Además de los daños en el espacio público, los incidentes dejaron vidrios rotos en dos patrulleros y una camioneta policial, lo que sumó más complicaciones al operativo de recuperación.
La marcha contra la Ley de Propiedad Privada terminó con incidentes y al menos 26 detenidos
La protesta frente al Congreso contra la Ley de Propiedad Privada escaló a un fuerte enfrentamiento entre la policía y un grupo de manifestantes que se extendió durante varias horas desde las 17 y siguió hasta pasadas las 21. Se contabilizaban al menos 26 detenidos y cinco heridos, entre ellos policías.
Todo comenzó al borde de las vallas instaladas en las inmediaciones del Palacio Legislativo sobre la avenida Entre Ríos.

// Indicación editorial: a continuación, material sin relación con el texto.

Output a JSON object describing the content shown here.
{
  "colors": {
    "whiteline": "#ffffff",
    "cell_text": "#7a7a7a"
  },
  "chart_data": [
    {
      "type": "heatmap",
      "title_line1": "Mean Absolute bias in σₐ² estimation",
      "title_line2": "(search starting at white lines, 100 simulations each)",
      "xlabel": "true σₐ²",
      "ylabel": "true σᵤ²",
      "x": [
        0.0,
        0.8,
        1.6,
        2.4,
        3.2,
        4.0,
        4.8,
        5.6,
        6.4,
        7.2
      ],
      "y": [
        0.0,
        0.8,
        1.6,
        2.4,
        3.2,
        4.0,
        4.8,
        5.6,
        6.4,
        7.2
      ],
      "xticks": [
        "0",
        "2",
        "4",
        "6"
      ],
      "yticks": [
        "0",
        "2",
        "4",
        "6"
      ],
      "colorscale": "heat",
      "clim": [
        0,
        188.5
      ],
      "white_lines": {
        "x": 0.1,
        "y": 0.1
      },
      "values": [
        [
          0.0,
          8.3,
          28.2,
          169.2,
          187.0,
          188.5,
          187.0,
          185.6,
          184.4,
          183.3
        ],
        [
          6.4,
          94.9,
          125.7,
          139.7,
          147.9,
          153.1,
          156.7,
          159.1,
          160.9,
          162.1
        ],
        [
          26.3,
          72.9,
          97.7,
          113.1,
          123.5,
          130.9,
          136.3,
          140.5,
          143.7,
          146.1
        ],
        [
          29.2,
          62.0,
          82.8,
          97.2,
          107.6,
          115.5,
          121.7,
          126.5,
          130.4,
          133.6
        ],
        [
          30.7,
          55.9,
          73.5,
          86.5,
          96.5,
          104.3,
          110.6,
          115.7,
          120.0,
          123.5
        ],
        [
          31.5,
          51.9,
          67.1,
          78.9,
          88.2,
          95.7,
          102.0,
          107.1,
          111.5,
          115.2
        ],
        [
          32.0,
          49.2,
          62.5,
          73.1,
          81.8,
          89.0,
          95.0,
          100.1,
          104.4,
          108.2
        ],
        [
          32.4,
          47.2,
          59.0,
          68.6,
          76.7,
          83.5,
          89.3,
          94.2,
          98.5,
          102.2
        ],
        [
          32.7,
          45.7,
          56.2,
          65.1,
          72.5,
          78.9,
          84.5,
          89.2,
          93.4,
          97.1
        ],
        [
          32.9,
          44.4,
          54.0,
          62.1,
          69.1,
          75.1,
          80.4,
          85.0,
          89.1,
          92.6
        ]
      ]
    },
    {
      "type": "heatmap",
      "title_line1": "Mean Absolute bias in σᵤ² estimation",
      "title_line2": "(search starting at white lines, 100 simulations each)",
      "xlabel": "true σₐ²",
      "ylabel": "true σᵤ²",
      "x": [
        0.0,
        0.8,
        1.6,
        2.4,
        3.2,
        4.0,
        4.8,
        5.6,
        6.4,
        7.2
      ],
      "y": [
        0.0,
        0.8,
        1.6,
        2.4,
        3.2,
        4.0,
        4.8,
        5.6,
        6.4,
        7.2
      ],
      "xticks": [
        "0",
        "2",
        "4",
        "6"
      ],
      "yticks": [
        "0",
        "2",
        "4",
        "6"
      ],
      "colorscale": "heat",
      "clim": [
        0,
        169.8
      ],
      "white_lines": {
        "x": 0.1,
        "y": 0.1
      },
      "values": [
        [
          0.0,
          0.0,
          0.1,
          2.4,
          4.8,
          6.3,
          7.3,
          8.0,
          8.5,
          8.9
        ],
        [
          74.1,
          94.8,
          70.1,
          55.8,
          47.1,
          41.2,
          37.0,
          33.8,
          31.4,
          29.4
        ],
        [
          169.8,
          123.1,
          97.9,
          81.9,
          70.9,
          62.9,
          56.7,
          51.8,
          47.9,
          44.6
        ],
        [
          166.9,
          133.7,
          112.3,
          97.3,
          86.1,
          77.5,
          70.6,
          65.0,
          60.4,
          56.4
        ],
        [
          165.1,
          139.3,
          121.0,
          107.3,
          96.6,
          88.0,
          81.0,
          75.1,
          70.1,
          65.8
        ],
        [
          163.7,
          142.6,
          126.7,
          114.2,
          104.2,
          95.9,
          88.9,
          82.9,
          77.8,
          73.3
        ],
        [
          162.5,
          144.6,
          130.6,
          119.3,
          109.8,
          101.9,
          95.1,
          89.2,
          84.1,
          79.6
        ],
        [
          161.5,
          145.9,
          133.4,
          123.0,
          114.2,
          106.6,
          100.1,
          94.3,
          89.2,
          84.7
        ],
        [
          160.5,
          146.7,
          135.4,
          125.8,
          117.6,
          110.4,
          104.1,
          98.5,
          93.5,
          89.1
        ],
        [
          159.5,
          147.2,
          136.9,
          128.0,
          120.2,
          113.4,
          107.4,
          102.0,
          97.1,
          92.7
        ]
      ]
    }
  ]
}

Tras unas primeras horas de marcha pacífica, la policía lanzó gases y camiones hidrantes contra manifestantes que buscaban tirar las vallas.
La tensión creció con el correr de las horas y hacia la noche, gran parte de la movilización ya se había desconcentrado en la plaza, pero la Prefectura, la Infantería y la Policía de la Ciudad avanzaban desde el Parlamento hasta la avenida 9 de Julio.

Los incidentes comenzaron recién alrededor de las 17, cuando varios manifestantes avanzaron sobre el vallado y la policía los dispersó con el camión hidrante, gas pimienta y gases lacrimógenos. También se vio a manifestantes romper baldosas, bancos y veredas de la plaza para tirarles escombros a las fuerzas federales. Hubo al menos nueve detenidos, según un reporte policial de las 21.
Seguridad desplegó la Policía Federal, la Gendarmería y la Prefectura en el marco del protocolo antipiquetes, que desde temprano se limitó solo a restringir la circulación en el perímetro de las avenidas Belgrano, Corrientes, Jujuy-Pueyrredón y 9 de Julio, con mayor afectación sobre Hipólito Yrigoyen y las avenidas Callao, Entre Ríos y Rivadavia.
Las fuerzas desconcentraron la manifestación hacia la avenida 9 de Julio. También se desplegaron efectivos de la Policía de la Ciudad, que llegó a apostar un camión hidrante sobre las vías del metrobus.
Según se informó desde el gobierno de Jorge Macri, una oficial de la policía de la Ciudad resultó herida “con traumatismo en un codo por un piedrazo”. Los efectivos porteños intervinieron para repeler manifestantes en la Avenida Callao y Bartolomé Mitre, en Callao y Corrientes y en la Avenida de Mayo y 9 de Julio. “Los grupos violentos quemaron contenedores de basura y rompieron veredas. Y rompieron los vidrios de un patrullero”, se informó.